Origin: Medial tibia
Insertion: Distal phalanges of lateral four digits
Artery: Posterior tibial artery
Nerve: Tibial nerve
Action: Primary action is Flex digits
Antagonist: Extensor digitorum longus, Extensor digitorum brevis
The Flexor digitorum longus is situated on the tibial side of the leg. At its origin it is thin and pointed, but it gradually increases in size as it descends. It arises from the posterior surface of the body of the tibia, from immediately below the popliteal line to within 7 or 8 cm. of its lower extremity, medial to the tibial origin of the Tibialis posterior; it also arisesfrom the fascia covering the Tibialis posterior.
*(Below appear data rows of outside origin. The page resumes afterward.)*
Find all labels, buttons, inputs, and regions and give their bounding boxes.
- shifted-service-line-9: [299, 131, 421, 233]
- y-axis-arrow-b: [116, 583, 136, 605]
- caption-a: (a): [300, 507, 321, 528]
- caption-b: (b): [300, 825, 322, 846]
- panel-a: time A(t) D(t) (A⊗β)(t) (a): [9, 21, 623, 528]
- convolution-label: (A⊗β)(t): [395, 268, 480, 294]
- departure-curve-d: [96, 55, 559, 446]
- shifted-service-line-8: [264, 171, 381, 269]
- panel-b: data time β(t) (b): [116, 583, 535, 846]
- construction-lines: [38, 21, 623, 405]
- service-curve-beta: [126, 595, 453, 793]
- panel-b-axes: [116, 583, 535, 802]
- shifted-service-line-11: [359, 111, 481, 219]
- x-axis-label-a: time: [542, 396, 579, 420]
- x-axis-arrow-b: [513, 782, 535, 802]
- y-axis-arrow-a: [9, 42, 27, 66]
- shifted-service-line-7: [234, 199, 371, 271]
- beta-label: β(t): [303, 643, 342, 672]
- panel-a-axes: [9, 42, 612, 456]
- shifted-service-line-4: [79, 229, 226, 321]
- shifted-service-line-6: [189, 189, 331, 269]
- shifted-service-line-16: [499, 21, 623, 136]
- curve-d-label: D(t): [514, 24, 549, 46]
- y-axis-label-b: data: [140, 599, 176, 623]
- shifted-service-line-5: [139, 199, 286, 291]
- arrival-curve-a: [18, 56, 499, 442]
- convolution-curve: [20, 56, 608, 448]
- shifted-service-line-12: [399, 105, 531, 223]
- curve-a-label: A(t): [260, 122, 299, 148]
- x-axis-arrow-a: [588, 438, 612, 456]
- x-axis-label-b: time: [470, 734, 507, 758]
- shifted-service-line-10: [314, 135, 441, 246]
The fibers end in a tendon, which runs nearly the whole length of the posterior surface of the muscle. This tendon passes behind the medial malleolus, in a groove, common to it and the Tibialis posterior, but separated from the latter by a fibrous septum, each tendon being contained in a special compartment lined by a separate mucous sheath. It passes obliquely forward and lateralward, superficial to the deltoid ligament of the ankle-joint, into the sole of the foot, where it crosses below the tendon of the Flexor hallucis longus, and receives from it a strong tendinous slip. It then expands and is joined by the Quadratus plantae, and finally divides into four tendons, which are inserted into the bases of the last phalanges of the second, third, fourth, and fifth toes, each tendon passing through an opening in the corresponding tendon of the Flexor digitorum brevis opposite the base of the first phalanx.
Variations.—Flexor accessorius longus digitorum, not infrequent, origin from fibula, or tibia, or the deep fascia and ending in a tendon which, after passing beneath the laciniate ligament, joins the tendon of the long flexor or the Quadratus plantae.